We’ve included the option now to include tags in the export. So in the Extended XML export, the export schema now includes the tag marker information as well as all the other data, so you can be ingested into third-party analysis tools. There is a new extended XML schema available from the MSAB customer portal, detailing that for your third-party vendors.

Another nice little feature: if you wanted to save a subset of this for a third party to review, you can now click on the ‘Save subset’ options, and there’s a new feature here to include XAMN Viewer for free, as part of the package, so that the recipient can both receive the file and also have a reviewing tool to review the data in it.

Then we’ve made an improvement on call data records. If you’re not familiar with that, you’ll see that we have options here to import a binary file, or a UFED file from Cellebrite; but we can also import CDR – call data records.

If I click on that a wizard appears, and this will allow you to import the telephone records from network service providers to see if they match with the data that you’ve extracted from the handset. So we’re going to browse to a demo file, to show you, and then essentially you just follow the wizard. Click ‘Next’ and it will read the template, and it will say, OK, select the header row, which I’m going to do here. And it’s going to say OK, we think the data starts here, which is correct, so we’ll go ‘Next.’ And then select the end row: perhaps you just want a few of them, so we’re going to select the end row here; click ‘Next; and then it says OK, data formatting. How are we going to deal with it? And if you need to, you can expand this to get more on the screen, so you can see what we’re looking at here.

And then you basically tell XAMN what to do. Should it ignore this data, or should it treat it? And you can see here we’ve got various bits of information. What’s new in this release is that we can now import the call data tower name. So we can import the cell tower name; classify that; and perhaps we have first cell ID here, so we can import cell ID. So cell ID and cell tower name are two new categories that we can give to the data that we import, along with, you can see traditional ones here: latitude, longitude, perhaps also duration. And then you can mark the data and verify the format, as you see here. So that’s a great new feature in call data records: importing.

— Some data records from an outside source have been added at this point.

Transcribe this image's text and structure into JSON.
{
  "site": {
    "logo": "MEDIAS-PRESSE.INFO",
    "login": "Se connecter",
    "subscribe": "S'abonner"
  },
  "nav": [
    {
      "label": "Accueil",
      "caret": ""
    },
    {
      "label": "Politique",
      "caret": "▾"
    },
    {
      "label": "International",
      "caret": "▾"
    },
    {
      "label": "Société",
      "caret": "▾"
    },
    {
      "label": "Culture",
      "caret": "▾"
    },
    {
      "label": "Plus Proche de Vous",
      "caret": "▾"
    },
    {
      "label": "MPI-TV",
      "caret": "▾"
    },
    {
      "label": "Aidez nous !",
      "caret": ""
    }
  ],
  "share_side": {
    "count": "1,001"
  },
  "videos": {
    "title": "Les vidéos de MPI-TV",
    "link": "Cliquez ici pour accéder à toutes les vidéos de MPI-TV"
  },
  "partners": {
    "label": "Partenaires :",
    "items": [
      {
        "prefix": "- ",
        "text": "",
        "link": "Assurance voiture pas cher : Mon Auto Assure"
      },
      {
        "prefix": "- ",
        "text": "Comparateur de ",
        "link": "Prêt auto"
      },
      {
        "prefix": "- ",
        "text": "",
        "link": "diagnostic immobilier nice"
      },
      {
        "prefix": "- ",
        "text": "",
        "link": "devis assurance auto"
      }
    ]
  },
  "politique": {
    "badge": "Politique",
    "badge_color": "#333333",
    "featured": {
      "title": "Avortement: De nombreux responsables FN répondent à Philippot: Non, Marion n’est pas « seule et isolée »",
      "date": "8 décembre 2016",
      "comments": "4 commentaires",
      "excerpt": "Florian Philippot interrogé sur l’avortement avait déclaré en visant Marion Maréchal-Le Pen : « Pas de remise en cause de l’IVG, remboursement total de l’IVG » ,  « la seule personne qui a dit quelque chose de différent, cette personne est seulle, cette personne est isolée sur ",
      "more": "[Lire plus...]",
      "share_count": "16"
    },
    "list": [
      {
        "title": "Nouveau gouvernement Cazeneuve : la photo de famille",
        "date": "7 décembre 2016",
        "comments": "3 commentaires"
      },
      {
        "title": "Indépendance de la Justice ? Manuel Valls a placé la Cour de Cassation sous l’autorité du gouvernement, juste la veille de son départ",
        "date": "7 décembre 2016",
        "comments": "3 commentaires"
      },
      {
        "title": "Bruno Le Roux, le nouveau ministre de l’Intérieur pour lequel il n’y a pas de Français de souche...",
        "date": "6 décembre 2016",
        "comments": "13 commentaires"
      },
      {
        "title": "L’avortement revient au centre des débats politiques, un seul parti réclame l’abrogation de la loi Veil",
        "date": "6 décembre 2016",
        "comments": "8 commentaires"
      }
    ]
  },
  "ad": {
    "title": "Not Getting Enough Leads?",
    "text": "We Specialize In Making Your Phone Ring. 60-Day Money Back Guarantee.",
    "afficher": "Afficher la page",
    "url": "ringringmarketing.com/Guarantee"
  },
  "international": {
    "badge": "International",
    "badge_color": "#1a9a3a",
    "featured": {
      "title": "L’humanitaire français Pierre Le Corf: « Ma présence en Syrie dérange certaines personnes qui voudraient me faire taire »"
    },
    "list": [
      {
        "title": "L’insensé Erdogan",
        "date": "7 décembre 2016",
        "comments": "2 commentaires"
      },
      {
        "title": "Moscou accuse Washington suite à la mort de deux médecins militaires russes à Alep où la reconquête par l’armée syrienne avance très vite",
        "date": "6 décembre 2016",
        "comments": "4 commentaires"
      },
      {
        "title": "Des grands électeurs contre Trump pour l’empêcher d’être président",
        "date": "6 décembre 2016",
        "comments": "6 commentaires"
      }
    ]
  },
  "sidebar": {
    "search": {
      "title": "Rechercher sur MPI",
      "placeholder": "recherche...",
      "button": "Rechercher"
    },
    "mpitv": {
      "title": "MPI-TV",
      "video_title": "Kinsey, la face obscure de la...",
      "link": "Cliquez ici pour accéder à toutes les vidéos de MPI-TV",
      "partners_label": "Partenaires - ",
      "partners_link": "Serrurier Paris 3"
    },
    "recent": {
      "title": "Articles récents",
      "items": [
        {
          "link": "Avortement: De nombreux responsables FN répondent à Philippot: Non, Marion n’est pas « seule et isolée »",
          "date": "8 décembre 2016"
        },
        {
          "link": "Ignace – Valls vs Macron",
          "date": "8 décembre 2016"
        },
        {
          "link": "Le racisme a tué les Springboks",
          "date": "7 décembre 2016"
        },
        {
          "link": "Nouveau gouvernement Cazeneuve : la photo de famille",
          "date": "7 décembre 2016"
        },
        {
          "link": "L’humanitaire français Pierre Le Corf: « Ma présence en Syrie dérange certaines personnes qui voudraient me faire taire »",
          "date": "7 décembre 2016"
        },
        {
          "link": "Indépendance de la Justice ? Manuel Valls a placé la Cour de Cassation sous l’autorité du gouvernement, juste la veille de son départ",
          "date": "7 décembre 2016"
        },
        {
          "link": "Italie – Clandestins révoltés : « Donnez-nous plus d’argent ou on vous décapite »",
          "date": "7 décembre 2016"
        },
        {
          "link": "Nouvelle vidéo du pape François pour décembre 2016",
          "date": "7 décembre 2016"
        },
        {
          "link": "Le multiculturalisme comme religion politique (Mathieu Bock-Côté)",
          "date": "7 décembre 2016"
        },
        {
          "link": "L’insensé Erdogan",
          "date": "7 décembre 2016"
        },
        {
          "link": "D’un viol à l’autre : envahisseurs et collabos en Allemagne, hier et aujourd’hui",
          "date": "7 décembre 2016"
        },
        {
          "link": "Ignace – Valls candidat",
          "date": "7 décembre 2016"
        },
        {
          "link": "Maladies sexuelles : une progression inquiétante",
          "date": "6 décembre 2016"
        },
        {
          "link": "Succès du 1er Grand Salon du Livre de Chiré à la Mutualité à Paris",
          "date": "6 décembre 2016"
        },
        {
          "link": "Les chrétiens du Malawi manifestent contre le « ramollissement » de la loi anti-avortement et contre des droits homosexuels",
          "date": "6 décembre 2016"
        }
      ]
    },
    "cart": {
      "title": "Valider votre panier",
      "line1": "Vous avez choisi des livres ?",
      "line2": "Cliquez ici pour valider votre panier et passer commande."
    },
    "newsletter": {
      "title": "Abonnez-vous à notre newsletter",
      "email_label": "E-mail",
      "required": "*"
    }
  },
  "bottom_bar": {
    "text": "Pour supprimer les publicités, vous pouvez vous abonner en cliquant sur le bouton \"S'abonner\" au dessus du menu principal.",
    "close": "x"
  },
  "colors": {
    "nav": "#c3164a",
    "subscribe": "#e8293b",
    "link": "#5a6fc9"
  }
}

And last but not least, I’d like to show you a new feature with health data. I’m going to close this file down and open a new case with health data in the app. And you can see the improved feedback on file times and the faster opening times. Let’s open the health data here – so I’m just going to move this up. And here we’ve got some health data from Apple Health app. There’s various files along the way, and you can now view the heartbeat monitors in the feedback: here’s an example.

We’ve added a new feature so you can export this. A customer requested export as a csv file, so here we’ve got a heartbeat chart that we’d like to export. Click on the ‘Export as a CSV file’ shortcut and create a test file – call that ‘test2’. And I want to open that file… and we called that ‘test2’. And here’s all the data in the spreadsheet we just exported it to.

Quite simply you would select all the data – and if you’re a wizard in Excel you’ll know how to do this – and then you can insert a chart. Let’s insert a chart view. And there you can see the heartbeat data visually represented in Excel. Hopefully that looks vaguely like something that you saw in relation to this data format.